The results turned out better than any journalist’s wildest dream. Imagine having a politician actually listen to your proposals! Giuliani, to whom we always sent preview copies of the magazine, once flourished a copy of City Journal in a speech and said, “I don’t know if you can plagiarize policies, but if you can, this is where I plagiarize mine.” Beyond having that dream come true, imagine further getting to see those policies actually work!
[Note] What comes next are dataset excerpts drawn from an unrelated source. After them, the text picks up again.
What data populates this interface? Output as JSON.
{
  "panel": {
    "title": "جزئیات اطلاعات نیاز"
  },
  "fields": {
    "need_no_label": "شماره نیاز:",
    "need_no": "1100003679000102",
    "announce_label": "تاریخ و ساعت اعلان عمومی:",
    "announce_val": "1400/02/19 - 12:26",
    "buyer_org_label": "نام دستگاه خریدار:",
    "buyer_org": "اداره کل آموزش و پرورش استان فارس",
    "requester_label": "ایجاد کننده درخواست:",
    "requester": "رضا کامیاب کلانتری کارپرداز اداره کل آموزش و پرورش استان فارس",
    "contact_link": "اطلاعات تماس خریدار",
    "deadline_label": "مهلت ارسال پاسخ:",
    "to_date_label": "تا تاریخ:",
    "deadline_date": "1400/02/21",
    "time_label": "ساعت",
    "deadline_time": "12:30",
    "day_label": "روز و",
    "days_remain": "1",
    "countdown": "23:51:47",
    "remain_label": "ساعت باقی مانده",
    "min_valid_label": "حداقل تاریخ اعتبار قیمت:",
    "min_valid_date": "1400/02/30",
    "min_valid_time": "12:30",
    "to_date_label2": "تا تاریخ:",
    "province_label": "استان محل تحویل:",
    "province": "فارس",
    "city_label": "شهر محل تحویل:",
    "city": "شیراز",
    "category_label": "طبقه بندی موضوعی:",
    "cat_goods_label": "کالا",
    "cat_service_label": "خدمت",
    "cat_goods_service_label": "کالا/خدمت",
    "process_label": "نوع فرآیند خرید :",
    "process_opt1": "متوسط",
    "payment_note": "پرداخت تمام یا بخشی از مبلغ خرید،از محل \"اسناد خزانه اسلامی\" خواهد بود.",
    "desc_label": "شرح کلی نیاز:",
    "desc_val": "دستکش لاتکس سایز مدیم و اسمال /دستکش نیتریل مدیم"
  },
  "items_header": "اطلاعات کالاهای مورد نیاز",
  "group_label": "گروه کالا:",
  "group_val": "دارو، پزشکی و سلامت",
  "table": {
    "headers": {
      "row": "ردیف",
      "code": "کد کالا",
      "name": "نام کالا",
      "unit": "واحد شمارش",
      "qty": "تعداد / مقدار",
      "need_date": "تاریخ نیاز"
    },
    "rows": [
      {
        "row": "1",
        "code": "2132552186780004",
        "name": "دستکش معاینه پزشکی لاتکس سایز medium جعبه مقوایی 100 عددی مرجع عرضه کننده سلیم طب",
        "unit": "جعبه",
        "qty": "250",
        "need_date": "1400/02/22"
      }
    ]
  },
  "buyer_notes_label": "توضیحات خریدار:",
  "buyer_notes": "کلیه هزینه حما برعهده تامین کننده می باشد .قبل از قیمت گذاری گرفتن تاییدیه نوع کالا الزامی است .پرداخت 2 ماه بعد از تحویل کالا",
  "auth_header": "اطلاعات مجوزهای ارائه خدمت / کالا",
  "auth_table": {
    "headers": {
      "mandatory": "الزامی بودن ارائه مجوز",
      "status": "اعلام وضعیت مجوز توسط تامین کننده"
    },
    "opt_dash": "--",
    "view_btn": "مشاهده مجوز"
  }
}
A couple of years ago, I walked into Central Park at West 100th Street, followed the watercourse north from the Pool (where a heron waded) to Harlem Meer, stopping to get lost in the North Woods, and marveled that what had once been a no-go zone of danger and ruin now thronged with bird watchers, well-behaved families of every ethnicity, courting couples, and tourists, all touched by the elysian beauty of what had once been wasteland. Then I walked over to the south end of now-lush, emerald-green Morningside Park, even more miraculously transformed, since it had once been scarier than the North Woods. How moving to think that City Journal had played its part, with many others, in working that magical transformation.